Philip Blond, the British political economist, suggested to the prime minister that he has a mission to re-Christianize Europe. Orban, who is 56 and part of the country’s Calvinist minority, said that his generation’s mission was to defeat Communism. Religious rebirth is a task for Millennials, he said.

According to 2017 Pew research, though 59 percent of Hungarian adults say they believe in God, only 16 percent pray daily. As Hungary-based writer Will Collins wrote in TAC earlier this year, only 12 percent of Hungarians go to church — a number that is no doubt much smaller among Hungarians under 40. In my on the record interviews and background conversations with Hungarian Christians these past few days, there is an acute sense that the Christian faith is fast fading among the young, who, like their co-generationalists across the former Soviet bloc, are far more drawn to Western materialism.

Orban spoke frankly about the post-communist religious state of his country. “It’s still not a healed society,” he said. “It’s still not in good shape.”

I asked the prime minister if he saw evidence of a “soft totalitarianism” emerging in the West today, and if so, what are the main lessons that those who resisted communism have to tell us about identifying and resisting it.

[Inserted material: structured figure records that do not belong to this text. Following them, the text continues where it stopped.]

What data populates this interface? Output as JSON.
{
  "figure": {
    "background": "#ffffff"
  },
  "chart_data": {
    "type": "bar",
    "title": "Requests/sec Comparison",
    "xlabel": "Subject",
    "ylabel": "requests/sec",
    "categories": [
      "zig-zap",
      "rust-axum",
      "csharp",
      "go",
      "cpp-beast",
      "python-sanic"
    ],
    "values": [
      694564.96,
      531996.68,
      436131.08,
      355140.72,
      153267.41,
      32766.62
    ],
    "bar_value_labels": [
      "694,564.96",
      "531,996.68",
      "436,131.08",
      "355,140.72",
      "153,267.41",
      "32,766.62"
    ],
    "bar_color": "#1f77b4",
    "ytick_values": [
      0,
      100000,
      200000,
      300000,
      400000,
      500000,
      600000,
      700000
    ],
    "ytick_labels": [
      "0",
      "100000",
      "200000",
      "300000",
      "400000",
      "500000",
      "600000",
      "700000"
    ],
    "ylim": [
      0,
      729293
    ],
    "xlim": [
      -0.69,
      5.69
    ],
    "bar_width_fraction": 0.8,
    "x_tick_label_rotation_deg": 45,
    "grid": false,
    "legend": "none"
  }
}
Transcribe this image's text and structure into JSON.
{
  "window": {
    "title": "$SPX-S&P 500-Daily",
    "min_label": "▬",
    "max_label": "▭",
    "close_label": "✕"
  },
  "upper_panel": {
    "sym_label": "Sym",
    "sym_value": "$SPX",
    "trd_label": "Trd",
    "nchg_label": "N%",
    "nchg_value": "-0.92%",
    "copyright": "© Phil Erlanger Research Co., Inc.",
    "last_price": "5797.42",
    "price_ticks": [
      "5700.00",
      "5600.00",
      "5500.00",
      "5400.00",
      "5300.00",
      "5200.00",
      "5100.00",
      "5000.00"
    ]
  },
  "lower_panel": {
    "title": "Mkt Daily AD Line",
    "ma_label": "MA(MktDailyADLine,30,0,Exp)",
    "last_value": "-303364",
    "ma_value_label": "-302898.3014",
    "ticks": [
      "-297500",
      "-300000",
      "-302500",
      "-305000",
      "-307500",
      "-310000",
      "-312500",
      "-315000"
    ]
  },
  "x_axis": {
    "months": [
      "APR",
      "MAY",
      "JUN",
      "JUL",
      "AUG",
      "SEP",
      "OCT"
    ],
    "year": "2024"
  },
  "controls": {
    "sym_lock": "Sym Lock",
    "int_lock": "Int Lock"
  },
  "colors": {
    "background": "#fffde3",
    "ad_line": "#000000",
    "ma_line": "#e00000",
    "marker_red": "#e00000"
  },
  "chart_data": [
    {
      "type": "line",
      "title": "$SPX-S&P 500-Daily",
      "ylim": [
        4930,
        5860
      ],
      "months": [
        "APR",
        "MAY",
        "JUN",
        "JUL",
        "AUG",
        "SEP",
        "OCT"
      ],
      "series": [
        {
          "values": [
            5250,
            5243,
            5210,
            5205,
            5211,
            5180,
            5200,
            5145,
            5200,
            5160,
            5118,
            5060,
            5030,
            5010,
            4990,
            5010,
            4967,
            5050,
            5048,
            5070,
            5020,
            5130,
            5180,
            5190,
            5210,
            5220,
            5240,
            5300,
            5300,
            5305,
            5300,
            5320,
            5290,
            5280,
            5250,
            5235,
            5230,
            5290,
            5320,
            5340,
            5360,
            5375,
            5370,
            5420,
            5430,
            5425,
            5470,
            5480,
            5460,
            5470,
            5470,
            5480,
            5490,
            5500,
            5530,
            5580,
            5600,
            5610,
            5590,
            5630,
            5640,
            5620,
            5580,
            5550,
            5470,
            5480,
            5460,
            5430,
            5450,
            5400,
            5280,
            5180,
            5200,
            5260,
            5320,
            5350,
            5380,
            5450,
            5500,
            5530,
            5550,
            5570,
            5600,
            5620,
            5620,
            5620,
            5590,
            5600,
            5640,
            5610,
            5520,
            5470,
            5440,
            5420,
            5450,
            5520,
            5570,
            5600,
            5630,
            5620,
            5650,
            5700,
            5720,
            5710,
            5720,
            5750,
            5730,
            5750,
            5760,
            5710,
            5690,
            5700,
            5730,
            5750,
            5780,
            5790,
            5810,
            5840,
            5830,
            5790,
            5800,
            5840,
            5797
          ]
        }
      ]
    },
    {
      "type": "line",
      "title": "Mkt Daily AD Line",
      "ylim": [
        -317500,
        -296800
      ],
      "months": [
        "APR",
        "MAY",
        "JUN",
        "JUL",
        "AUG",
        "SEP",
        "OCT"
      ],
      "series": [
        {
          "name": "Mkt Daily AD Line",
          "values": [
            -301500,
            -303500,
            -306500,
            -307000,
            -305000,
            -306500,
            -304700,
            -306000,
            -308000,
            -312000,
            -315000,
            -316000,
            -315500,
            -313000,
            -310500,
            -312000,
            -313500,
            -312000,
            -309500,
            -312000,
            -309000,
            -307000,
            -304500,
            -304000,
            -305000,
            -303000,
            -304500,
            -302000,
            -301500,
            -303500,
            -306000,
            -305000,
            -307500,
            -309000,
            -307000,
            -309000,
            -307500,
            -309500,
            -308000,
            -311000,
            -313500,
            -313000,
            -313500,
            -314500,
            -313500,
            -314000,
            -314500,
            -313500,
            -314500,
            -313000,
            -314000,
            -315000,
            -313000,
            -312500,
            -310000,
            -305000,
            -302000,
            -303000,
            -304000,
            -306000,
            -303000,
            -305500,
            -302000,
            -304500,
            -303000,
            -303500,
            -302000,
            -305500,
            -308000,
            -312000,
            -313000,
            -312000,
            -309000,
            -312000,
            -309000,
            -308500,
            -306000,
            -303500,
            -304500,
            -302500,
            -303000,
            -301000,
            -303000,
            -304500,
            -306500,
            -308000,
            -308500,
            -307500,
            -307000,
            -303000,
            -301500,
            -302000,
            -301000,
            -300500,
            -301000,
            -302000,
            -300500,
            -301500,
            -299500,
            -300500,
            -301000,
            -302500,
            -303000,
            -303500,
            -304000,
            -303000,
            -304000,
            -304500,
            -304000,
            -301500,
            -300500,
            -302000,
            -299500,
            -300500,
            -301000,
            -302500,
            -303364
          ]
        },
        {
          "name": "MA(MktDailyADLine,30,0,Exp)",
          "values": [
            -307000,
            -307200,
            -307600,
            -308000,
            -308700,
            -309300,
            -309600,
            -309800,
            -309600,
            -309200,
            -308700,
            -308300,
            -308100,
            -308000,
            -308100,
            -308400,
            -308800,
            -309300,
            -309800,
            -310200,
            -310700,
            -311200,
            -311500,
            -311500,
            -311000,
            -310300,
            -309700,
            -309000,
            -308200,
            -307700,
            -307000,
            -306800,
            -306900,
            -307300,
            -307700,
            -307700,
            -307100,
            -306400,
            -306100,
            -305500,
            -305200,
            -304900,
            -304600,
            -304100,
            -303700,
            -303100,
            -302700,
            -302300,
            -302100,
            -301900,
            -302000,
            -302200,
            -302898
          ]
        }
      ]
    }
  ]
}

He said that the Soviets and their servants in Central Europe tried to create a new kind of man: homo Sovieticus. To do this, they had to destroy the two sources of identity here: a sense of nationhood, and the Christian religion. In order to survive, said Orban, “we have to strengthen our national identity and our Christian identity. That’s the story.”

Western peoples have decided to create a post-Christian, post-national, multicultural society. Peoples in Central Europe do not.  For Orban, re-establishing a sense of national identity and the Christian faith are the same project. It’s an attempt to reverse the damage done by Communism. The danger, obviously, is that Christianity becomes emptied of its spiritual and moral content, and is filled with nationalism. On the other hand, if a pro-Christian politician like Orban can at least keep the public square open and favorable to the ancestral religious beliefs of the nation, religious leaders can step into the space politics creates, and do their work of recovery.

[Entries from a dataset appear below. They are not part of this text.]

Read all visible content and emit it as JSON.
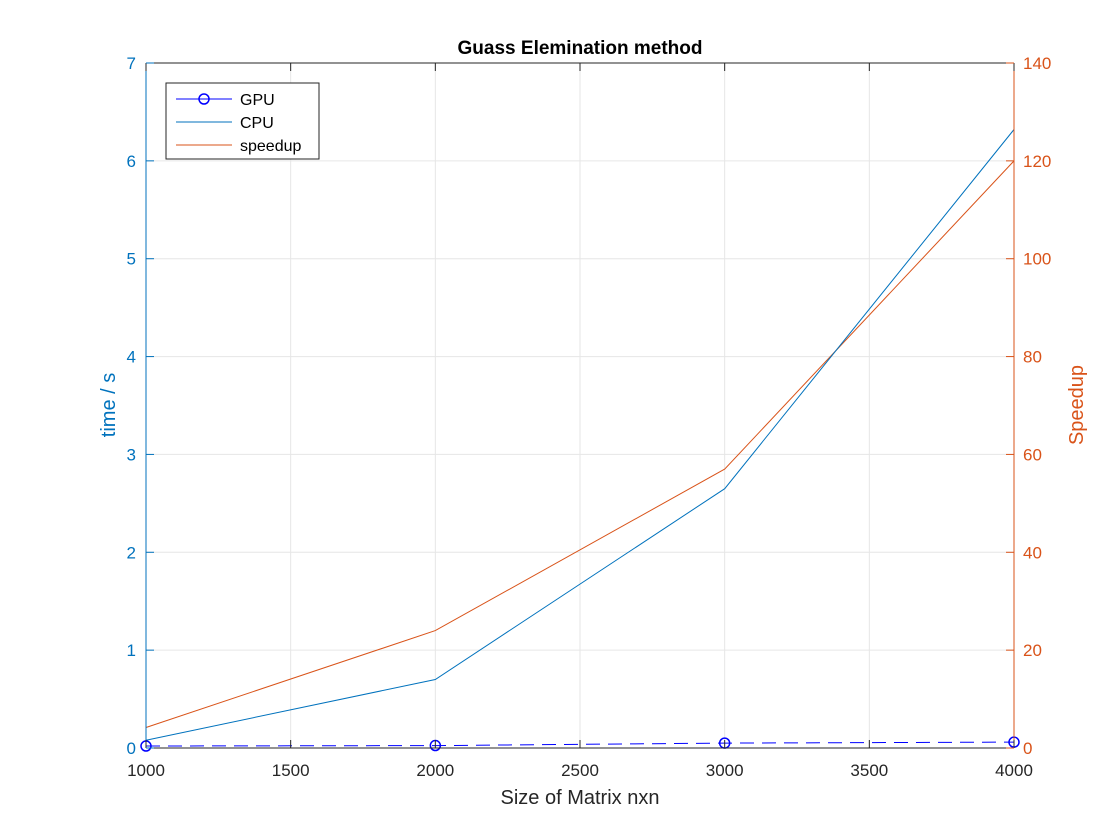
{
  "chart_data": {
    "type": "line",
    "title": "Guass Elemination method",
    "xlabel": "Size of Matrix nxn",
    "ylabel_left": "time / s",
    "ylabel_right": "Speedup",
    "xlim": [
      1000,
      4000
    ],
    "ylim_left": [
      0,
      7
    ],
    "ylim_right": [
      0,
      140
    ],
    "xticks": [
      1000,
      1500,
      2000,
      2500,
      3000,
      3500,
      4000
    ],
    "yticks_left": [
      0,
      1,
      2,
      3,
      4,
      5,
      6,
      7
    ],
    "yticks_right": [
      0,
      20,
      40,
      60,
      80,
      100,
      120,
      140
    ],
    "grid": true,
    "legend_location": "top-left",
    "x": [
      1000,
      2000,
      3000,
      4000
    ],
    "series": [
      {
        "name": "GPU",
        "axis": "left",
        "values": [
          0.02,
          0.025,
          0.05,
          0.06
        ],
        "color": "#0000ff",
        "line_style": "dashed",
        "marker": "circle"
      },
      {
        "name": "CPU",
        "axis": "left",
        "values": [
          0.08,
          0.7,
          2.65,
          6.32
        ],
        "color": "#0072bd",
        "line_style": "solid",
        "marker": "none"
      },
      {
        "name": "speedup",
        "axis": "right",
        "values": [
          4.2,
          24,
          57,
          120
        ],
        "color": "#d95319",
        "line_style": "solid",
        "marker": "none"
      }
    ],
    "colors": {
      "left_axis": "#0072bd",
      "right_axis": "#d95319",
      "bottom_axis": "#262626",
      "grid": "#e6e6e6"
    }
  }
}
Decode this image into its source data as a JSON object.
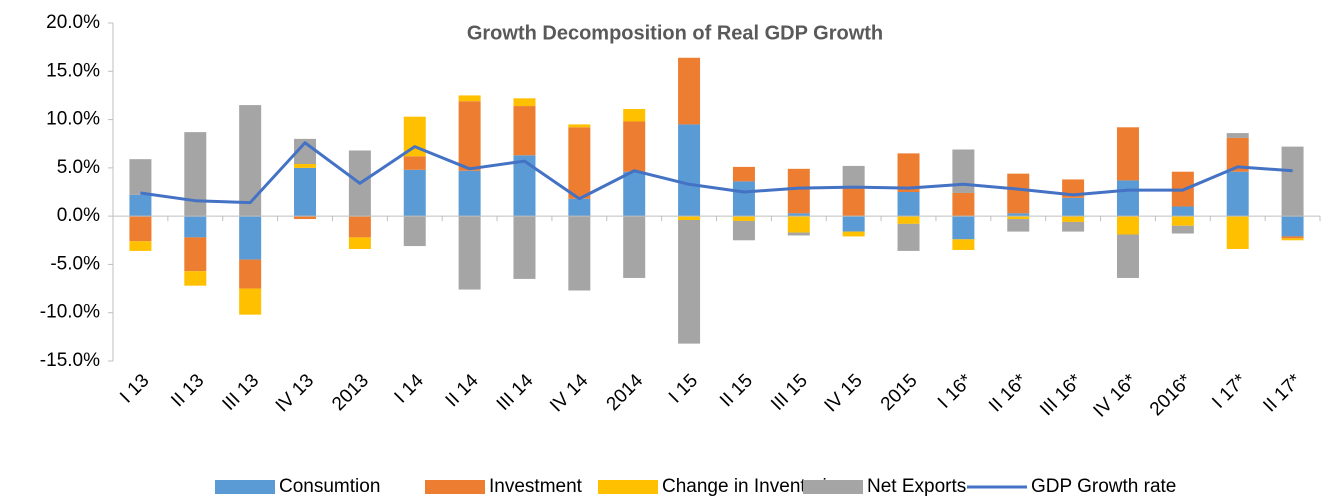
{
  "chart_data": {
    "type": "stacked-bar-line",
    "title": "Growth Decomposition of Real GDP Growth",
    "categories": [
      "I 13",
      "II 13",
      "III 13",
      "IV 13",
      "2013",
      "I 14",
      "II 14",
      "III 14",
      "IV 14",
      "2014",
      "I 15",
      "II 15",
      "III 15",
      "IV 15",
      "2015",
      "I 16*",
      "II 16*",
      "III 16*",
      "IV 16*",
      "2016*",
      "I 17*",
      "II 17*"
    ],
    "series": [
      {
        "name": "Consumtion",
        "color": "#5b9bd5",
        "kind": "bar",
        "values": [
          2.2,
          -2.2,
          -4.5,
          5.0,
          0,
          4.8,
          4.7,
          6.3,
          1.8,
          4.6,
          9.5,
          3.6,
          0.3,
          -1.6,
          2.5,
          -2.4,
          0.3,
          1.9,
          3.7,
          1.0,
          4.6,
          -2.1
        ]
      },
      {
        "name": "Investment",
        "color": "#ed7d31",
        "kind": "bar",
        "values": [
          -2.6,
          -3.5,
          -3.0,
          -0.3,
          -2.2,
          1.4,
          7.2,
          5.1,
          7.4,
          5.2,
          6.9,
          1.5,
          4.6,
          3.0,
          4.0,
          2.4,
          4.1,
          1.9,
          5.5,
          3.6,
          3.5,
          -0.2
        ]
      },
      {
        "name": "Change in Inventories",
        "color": "#ffc000",
        "kind": "bar",
        "values": [
          -1.0,
          -1.5,
          -2.7,
          0.4,
          -1.2,
          4.1,
          0.6,
          0.8,
          0.3,
          1.3,
          -0.4,
          -0.5,
          -1.7,
          -0.5,
          -0.8,
          -1.1,
          -0.3,
          -0.6,
          -1.9,
          -1.0,
          -3.4,
          -0.2
        ]
      },
      {
        "name": "Net Exports",
        "color": "#a5a5a5",
        "kind": "bar",
        "values": [
          3.7,
          8.7,
          11.5,
          2.6,
          6.8,
          -3.1,
          -7.6,
          -6.5,
          -7.7,
          -6.4,
          -12.8,
          -2.0,
          -0.3,
          2.2,
          -2.8,
          4.5,
          -1.3,
          -1.0,
          -4.5,
          -0.8,
          0.5,
          7.2
        ]
      },
      {
        "name": "GDP Growth rate",
        "color": "#4472c4",
        "kind": "line",
        "values": [
          2.4,
          1.6,
          1.4,
          7.6,
          3.4,
          7.2,
          4.9,
          5.7,
          1.8,
          4.7,
          3.3,
          2.5,
          2.9,
          3.0,
          2.9,
          3.3,
          2.8,
          2.2,
          2.7,
          2.7,
          5.1,
          4.7
        ]
      }
    ],
    "ylim": [
      -15,
      20
    ],
    "yticks": [
      {
        "value": -15,
        "label": "-15.0%"
      },
      {
        "value": -10,
        "label": "-10.0%"
      },
      {
        "value": -5,
        "label": "-5.0%"
      },
      {
        "value": 0,
        "label": "0.0%"
      },
      {
        "value": 5,
        "label": "5.0%"
      },
      {
        "value": 10,
        "label": "10.0%"
      },
      {
        "value": 15,
        "label": "15.0%"
      },
      {
        "value": 20,
        "label": "20.0%"
      }
    ],
    "grid": false,
    "legend": "bottom"
  }
}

Orban said that he wants Westerners and others who share these values to come to the Hungarian capital, where they will be free to speak their minds, and establish a base. “I’m trying to create a free place in Budapest,” he said. “Please consider Budapest as a kind of intellectual home.”

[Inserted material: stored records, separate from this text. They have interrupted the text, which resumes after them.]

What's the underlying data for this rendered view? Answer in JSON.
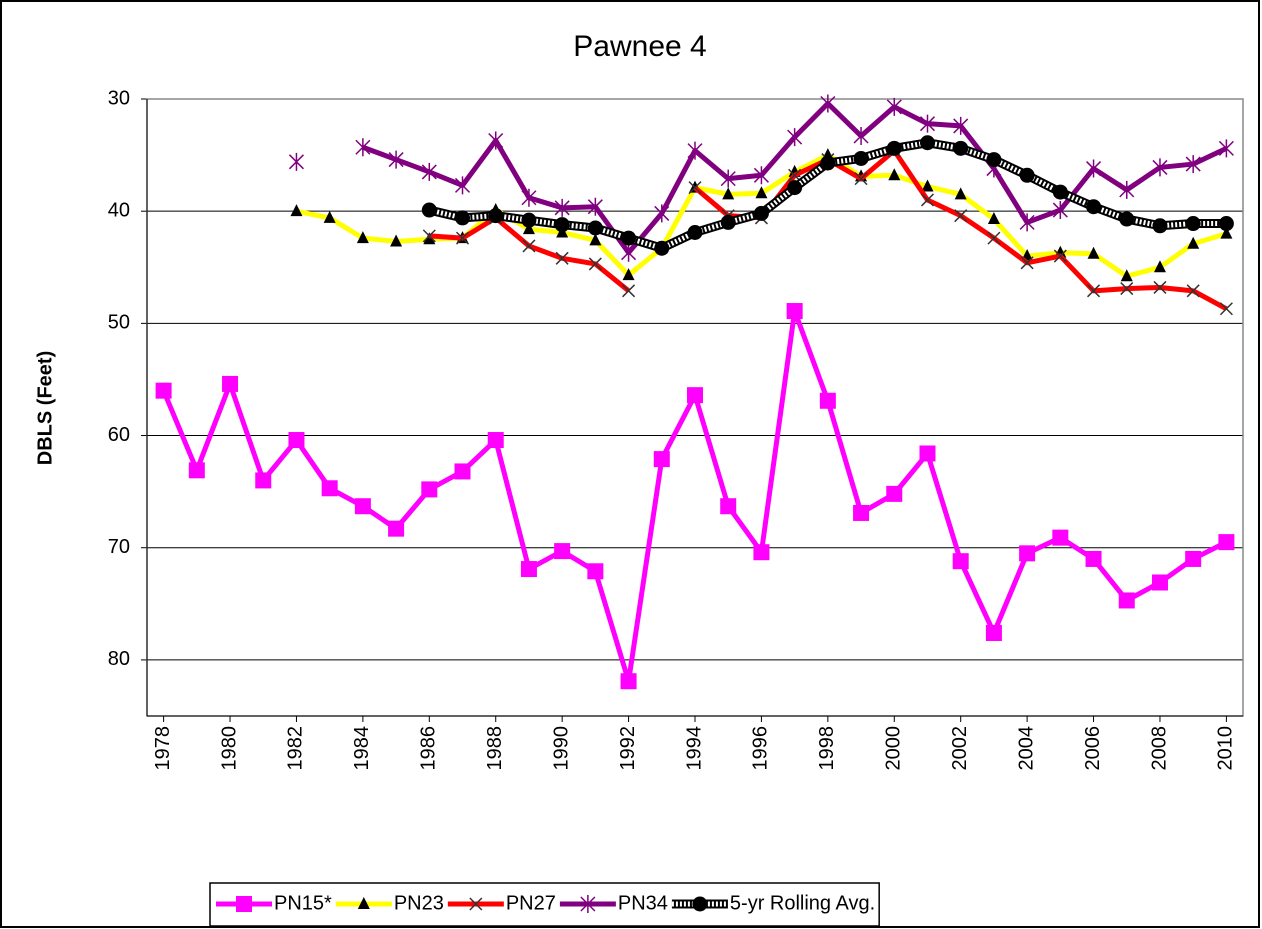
{
  "chart_data": {
    "type": "line",
    "title": "Pawnee 4",
    "y_label": "DBLS (Feet)",
    "x": [
      1978,
      1979,
      1980,
      1981,
      1982,
      1983,
      1984,
      1985,
      1986,
      1987,
      1988,
      1989,
      1990,
      1991,
      1992,
      1993,
      1994,
      1995,
      1996,
      1997,
      1998,
      1999,
      2000,
      2001,
      2002,
      2003,
      2004,
      2005,
      2006,
      2007,
      2008,
      2009,
      2010
    ],
    "xlim": [
      1977.5,
      2010.5
    ],
    "xticks": [
      1978,
      1980,
      1982,
      1984,
      1986,
      1988,
      1990,
      1992,
      1994,
      1996,
      1998,
      2000,
      2002,
      2004,
      2006,
      2008,
      2010
    ],
    "ylim": [
      30,
      85
    ],
    "y_inverted": true,
    "yticks": [
      30,
      40,
      50,
      60,
      70,
      80
    ],
    "grid": true,
    "legend": "bottom",
    "series": [
      {
        "name": "PN15*",
        "color": "#ff00ff",
        "marker": "square",
        "values": [
          56.0,
          63.1,
          55.4,
          64.0,
          60.4,
          64.7,
          66.3,
          68.3,
          64.8,
          63.2,
          60.4,
          71.9,
          70.3,
          72.1,
          81.9,
          62.1,
          56.4,
          66.3,
          70.4,
          48.9,
          56.9,
          66.9,
          65.2,
          61.6,
          71.2,
          77.6,
          70.5,
          69.1,
          71.0,
          74.7,
          73.1,
          71.0,
          69.5
        ]
      },
      {
        "name": "PN23",
        "color": "#ffff00",
        "marker": "triangle",
        "values": [
          null,
          null,
          null,
          null,
          40.0,
          40.6,
          42.4,
          42.7,
          42.5,
          42.4,
          39.9,
          41.6,
          41.9,
          42.6,
          45.7,
          43.3,
          37.9,
          38.5,
          38.4,
          36.5,
          35.0,
          36.9,
          36.8,
          37.8,
          38.5,
          40.7,
          44.0,
          43.7,
          43.8,
          45.8,
          45.0,
          42.9,
          42.0
        ]
      },
      {
        "name": "PN27",
        "color": "#ff0000",
        "marker": "x",
        "values": [
          null,
          null,
          null,
          null,
          null,
          null,
          null,
          null,
          42.2,
          42.4,
          40.6,
          43.1,
          44.2,
          44.7,
          47.1,
          null,
          37.9,
          40.4,
          40.6,
          36.8,
          35.4,
          37.1,
          34.6,
          39.0,
          40.4,
          42.4,
          44.6,
          44.0,
          47.1,
          46.9,
          46.8,
          47.1,
          48.7
        ]
      },
      {
        "name": "PN34",
        "color": "#800080",
        "marker": "star",
        "values": [
          null,
          null,
          null,
          null,
          35.6,
          null,
          34.3,
          35.4,
          36.5,
          37.7,
          33.7,
          38.8,
          39.7,
          39.6,
          43.7,
          40.2,
          34.6,
          37.1,
          36.8,
          33.4,
          30.4,
          33.3,
          30.7,
          32.2,
          32.4,
          36.2,
          41.0,
          39.9,
          36.2,
          38.1,
          36.1,
          35.8,
          34.4
        ]
      },
      {
        "name": "5-yr Rolling Avg.",
        "color": "#000000",
        "marker": "circle",
        "dotted": true,
        "values": [
          null,
          null,
          null,
          null,
          null,
          null,
          null,
          null,
          39.9,
          40.6,
          40.4,
          40.8,
          41.2,
          41.5,
          42.4,
          43.3,
          41.9,
          41.0,
          40.2,
          37.9,
          35.7,
          35.3,
          34.4,
          33.9,
          34.4,
          35.4,
          36.8,
          38.3,
          39.6,
          40.7,
          41.3,
          41.1,
          41.1
        ]
      }
    ]
  }
}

Last week, Orban’s government played host to a demography summit here. Reporting on it, the Guardian, as usual, called Orban a politician of the “far right.” Orban is certainly nationalist and populist (and popular here), but smearing him as some kind of right-wing extremist only demonstrates how cut off the liberal Western media are from common sense. One can certainly take issue with Orban’s illiberal methods of pursuing his policy goals — and the prime minister does not deny that he is an illiberal democrat — but the man understands his small country to be in a fight for national survival against globalist, anti-Christian multiculturalism coming from Brussels and other Western capitals. How, exactly, is he wrong?

Put in terms of contemporary American conservative politics, it seems to me that Viktor Orban’s party and movement is what you would see if Sohrab Ahmari’s side of the Ahmari-French debate actually won a mandate to govern. Ahmari’s integralism — as distinct from French’s classical liberalism — is a very hard sell in the United States, which is a truly pluralistic nation. Hungary, however, is far more culturally and ethnically homogeneous. As Orban told us, one of his goals is to make sure that the kinds of questions that are breaking multicultural Western polities never arise here. Again: is he wrong to want to protect Hungary from the disintegration that comes with Western-style liberal identity politics? Hungary has a million problems, but Parisian-style banlieues filled with angry and unassimilable Muslim migrants, vicious institutional combat around so-called “white privilege,” and endless fights in locker rooms and libraries over gender ideology are not among them.